= Jeanette Rodríguez (actress) =

Venezuelan actress and television show host

Jeanette Joséfina Rodríguez Delgado (born May 16, 1961, in Caracas, Venezuela) is a Venezuelan television actress and former beauty queen. Rodriguez is remembered for her participation in such telenovelas as "Cristal", "Pobre Diabla" and "Amandote", all of which in where she was the main protagonist, and in "Topacio". She has acted professionally in places such as Venezuela, Argentina, Italy and the United States, where she resides.

== Early life ==
Rodriguez did not have a very happy childhood. In 2020, she declared to Argentine newspaper La Nacion that as a kid, she observed violence in her family. Her parents divorced, and, in that same interview she described her family as "dysfunctional".

== Career ==
When she was 17 Rodriguez was crowned as "Venezuela's prettiest face" and, at 18 in 1979, she participated at the Miss Venezuela 1979 contest, where she competed against fellow future famous actresses Tatiana Capote and Marisela Buitrago, among others. Rodriguez represented the state of Trujillo. In 1981, she represented Venezuela in the 1981 Miss Maja Internacional contest held in Spain, where she placed in third place out of 30 international contestants.

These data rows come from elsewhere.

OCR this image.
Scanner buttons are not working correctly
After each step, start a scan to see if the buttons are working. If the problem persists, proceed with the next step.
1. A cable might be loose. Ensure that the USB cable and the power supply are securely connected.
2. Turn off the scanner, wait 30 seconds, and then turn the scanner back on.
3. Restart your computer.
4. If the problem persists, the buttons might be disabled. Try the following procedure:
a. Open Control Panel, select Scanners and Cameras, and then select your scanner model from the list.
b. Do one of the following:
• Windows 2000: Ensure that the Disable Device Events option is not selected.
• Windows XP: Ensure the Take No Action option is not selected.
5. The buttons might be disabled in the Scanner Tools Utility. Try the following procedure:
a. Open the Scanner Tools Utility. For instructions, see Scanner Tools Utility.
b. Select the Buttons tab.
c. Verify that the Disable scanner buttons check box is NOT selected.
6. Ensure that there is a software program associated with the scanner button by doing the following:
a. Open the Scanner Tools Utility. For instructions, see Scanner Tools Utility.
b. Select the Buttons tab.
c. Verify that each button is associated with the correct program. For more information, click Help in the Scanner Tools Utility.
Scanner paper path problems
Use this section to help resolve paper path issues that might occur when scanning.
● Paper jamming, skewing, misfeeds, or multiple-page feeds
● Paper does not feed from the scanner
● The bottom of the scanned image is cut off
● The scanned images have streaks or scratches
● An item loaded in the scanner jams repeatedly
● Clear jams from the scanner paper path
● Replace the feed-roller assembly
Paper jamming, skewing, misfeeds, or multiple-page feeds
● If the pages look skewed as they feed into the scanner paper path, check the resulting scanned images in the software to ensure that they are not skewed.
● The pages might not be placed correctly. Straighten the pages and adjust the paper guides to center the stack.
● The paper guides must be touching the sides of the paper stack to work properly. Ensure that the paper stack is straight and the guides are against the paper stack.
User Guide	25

Rodriguez began her acting career by studying at the Juana Sujo acting school in Caracas. She also took some singing classes. She soon began participating in such telenovelas as 1983's "Leonela" (where she played "Patricia 'Patty' Machado"), "Rebeca" (where she played the role of one of the antagonists, named "Geraldine") and "Topacio", but she rose to fame with her participation in "Cristal", where she played the female lead role of "Cristina Exposito", a poor woman who becomes an international model and falls in love with the lead male character, played by Carlos Mata.

"Cristal" debuted on Radio Caracas Television on August 5, 1985, and it launched Rodriguez into stardom. In it, she also shared credits with Lupita Ferrer and former Los Chamos member Gabriel Fernandez, among others.

In 1986, Rodriguez and Mata were once again paired, as the stars of a RCTV telenovela named "La Dama de Rosa" ("The Pink Lady"), which was another hit.

The success of "La Dama de Rosa" was such that in Spain, Rodriguez was hired as a television show host; she hosted Telecinco's 'Las Noches de Tal y Tal" ("Whom and Whose Nights"), alongside Jesus Gil. The program lasted for 35 shows.

In 1988 Rodriguez traveled to Argentina, where she became a household name as the main female star of megahits, 1988's "Amandote" ("Loving You") and 1990s "Pobre Diabla" ("Poor She-Devil"). Pobre Diabla was also shown in the United States on Univision, giving her exposure in that country as well.

== Retirement ==
1992's "Micaela" marked Rodriguez's final telenovela for a while. She participated in 180 episodes as an actress at "Micaela", but a harrowing situation which allegedly took place with an Argentine producer whom she did not name, in a production which she also did not name, convinced her to step away from the world of show business. During an interview with newspaper La Nacion, she declared that the alleged offense took place when the producer grabbed her buttocks,

In 1997, Rodriguez starred in Venezuelan telenovela "Todo por tu amor" ("All For Your Love").

In 2005, Rodriguez made her film debut in the made-for-television movie, "Silvia Rivas, Divorciada" ("Silvia Rivas, Divorced Woman") as the titular "Silvia Rivas". Since, she participated in the 2016 made-for-television movie "Hada Madrina" ("Fairy") and in the 2020 television series "Las Increibles Aventuras de una Hada Madrina" ("The Incredible Adventures of a Fairy"). In both children's productions, she played the titular character, "fairy'.

== Personal life ==
Rodriguez is of Spanish descent, as two of her grandparents emigrated to Venezuela from Spain, one grandmother from the Vigo region and one of her grandfathers from Tenerife.

Rodriguez has never been married; she has had several notable relationships, including one with singer Trino Mora and one with her manager, Jorge Hane. She was about to get married twice to unidentified men, once in Spain and another time in Argentina.

She lived in Argentina and in Spain for large periods of her life; as of 2023, she lived in Miami, Florida.